Thursday, January 19, 2012

Hints, Allegations and Things Finally Said

This isn't going to be a rah-rah entry.  This is going to be angry and venting...so you might just want to skip past it.  I'm sure I'll regret this in the future, but they're things that I need to get out of me.

I was in a bad place last night.  I was feeling extremely lonely and rejected.  Every time I watch my wife leave with my family it kills me a little more inside.

So she and I talked last night.  She finally gave some real reasons why she had to abandon us, had to leave us.  She says that she didn't leave the kids, but in a way she did.  And in doing so, she also forced that choice on me.  In her decision to leave, that forces me to lose my family when they're with her, and I have no say in that.  It sucks.

I have felt extremely useless and worthless since she left.  What was so wrong with me that she had to leave?  Why wasn't what we had worth even trying to work it out.  Make no mistake, she made almost zero effort to try to save it once I knew.  I'll never, never, forgive her for that.  She refused counseling, and our 'date nights' were us going to dinner then taking her shopping for clothing for her 'new life'.

She had already made the decision for us.  For all of us.

She had been saying already that she just 'fell out of love' with me.  I honestly do not understand that one fucking bit.  Not at all.  If that happens all the time, like she says it does, how does the institution of marriage even exist?  How did human beings become monogamous lifelong partners?  She still holds to that.  I still think it's bullshit.

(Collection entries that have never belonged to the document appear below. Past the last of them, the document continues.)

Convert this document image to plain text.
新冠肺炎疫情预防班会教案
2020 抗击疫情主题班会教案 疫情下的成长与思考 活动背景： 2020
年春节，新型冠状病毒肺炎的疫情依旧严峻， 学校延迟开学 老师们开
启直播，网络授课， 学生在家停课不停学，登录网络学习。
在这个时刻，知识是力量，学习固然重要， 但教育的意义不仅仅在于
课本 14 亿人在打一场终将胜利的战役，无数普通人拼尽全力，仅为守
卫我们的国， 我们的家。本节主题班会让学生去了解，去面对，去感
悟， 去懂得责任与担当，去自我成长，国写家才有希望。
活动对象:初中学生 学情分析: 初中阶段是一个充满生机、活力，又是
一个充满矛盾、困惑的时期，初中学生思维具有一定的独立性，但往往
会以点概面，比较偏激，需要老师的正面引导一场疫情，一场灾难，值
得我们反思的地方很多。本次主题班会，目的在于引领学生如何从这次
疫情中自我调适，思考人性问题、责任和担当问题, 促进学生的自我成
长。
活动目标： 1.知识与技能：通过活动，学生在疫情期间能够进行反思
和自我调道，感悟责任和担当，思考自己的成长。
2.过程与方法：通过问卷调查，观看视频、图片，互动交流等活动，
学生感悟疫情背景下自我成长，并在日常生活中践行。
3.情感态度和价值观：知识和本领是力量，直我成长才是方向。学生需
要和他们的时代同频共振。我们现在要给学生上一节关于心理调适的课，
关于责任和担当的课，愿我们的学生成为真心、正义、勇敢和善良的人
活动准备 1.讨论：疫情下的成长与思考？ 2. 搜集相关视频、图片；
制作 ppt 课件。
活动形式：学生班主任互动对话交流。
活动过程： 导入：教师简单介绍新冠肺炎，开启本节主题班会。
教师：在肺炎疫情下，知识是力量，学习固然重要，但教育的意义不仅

After talking to her last night, I'm finally feeling angry.  I'm still hurt and feel worthless, but I'm angry now too.  She was telling me how great her life is now.  How she's learning all these things about herself.  Like how she hates mayonnaise.

Yup.  What a fucking epiphany.  She hates mayonnaise.  Well, I guess it was all worth it after all.
"Beware me...for I will bring heartache upon your family *maniacal laugh* *maniacal laugh*"
(for the Hellman's people...really, you have a wonderful product...any rational person can see through this...)

So yeah, I'm a little angry.  Angry for what she's done to me.  Angry for what she's done to our family.  She still doesn't see how her choices affect all of us.  The day will come, I'm sure, where she'll have to answer the questions.  When her kids will ask 'Why?'.  I hope she has a better response than "Seriously...have you ever had tuna salad...the mayo kills it.  That's why I left".

So last night was the heavy cardio/abs workouts.  After our conversation on the phone and a drive to clear my head, I decided to get down to it.  I didn't want to.  I didn't want to do anything.  But I did it.  I'm not going to lie, my heart wasn't in it.  It was very difficult for me to even try to keep up.  Sometimes I didn't.  I don't know if I should be proud of myself for still working out, even if it wasn't at 100%.  I don't care.  I know I did it, and through most of it I worked very hard at it.  And for the ab workout, I really did push it, probably because I knew it was almost done.

I don't know if this helps me.  I wish I could just 'fall out of love'.  It's been so long now, I probably shouldn't even be angry anymore, much less just getting to it.  I still feel worthless on many levels.

I've always tried to do the right thing.  For my family.  It's hard to find out that you were wrong.  What do I do now?  What do I do knowing that I probably will never do the right thing, solely due to lack of knowledge of the what the right thing ever is?  It's hard.

To end on a better note.  Steph left a kind note for me in her blog.  I read it this morning, and it really made me feel good.  It tells me that maybe I don't need to work so hard at TRYING to do the right thing.  Maybe it's just trying to be a good person without analyzing it and the right thing will happen.  Maybe I need to stop worrying about the right thing, and start thinking about the good thing?  I don't know.  Does anyone?

2 comments:

  1. I have to say this ... that it is easy to say " I just fell out of love with you". that's what happens when someone falls in love with themselves. and you are correct..that's BS.

    MY ex-wife said the same thing. Guess what ....it still hurts twenty some on years later to think I worked very hard for something and the end result was the person who played all the games left thinking she was the victor. Guess what, folks , its not a game, its life and other people are in it, selfish people never learn from it, and good people feel the hurt and pain of the result.

    I was lucky I found someone who likes me for who I am and I can't imagine anything better. OK maybe if I win the lottery and get some extra scratch yeah that works..but besides that..I'm ok.

    Your ok also, you just need to keep your course and move along and not let that person make you think any different. The loss is on the person who has given up on a good thing, the grass is not greener, and if it is its because of all the manure they use to try to make it look that way. What they have done is fell in love with themselves and

    ReplyDelete
  2. Sorry let me finish my rant....

    And lost something that had meanning. IN the later years, they will feel the same loss you do now....and by then it will be to late.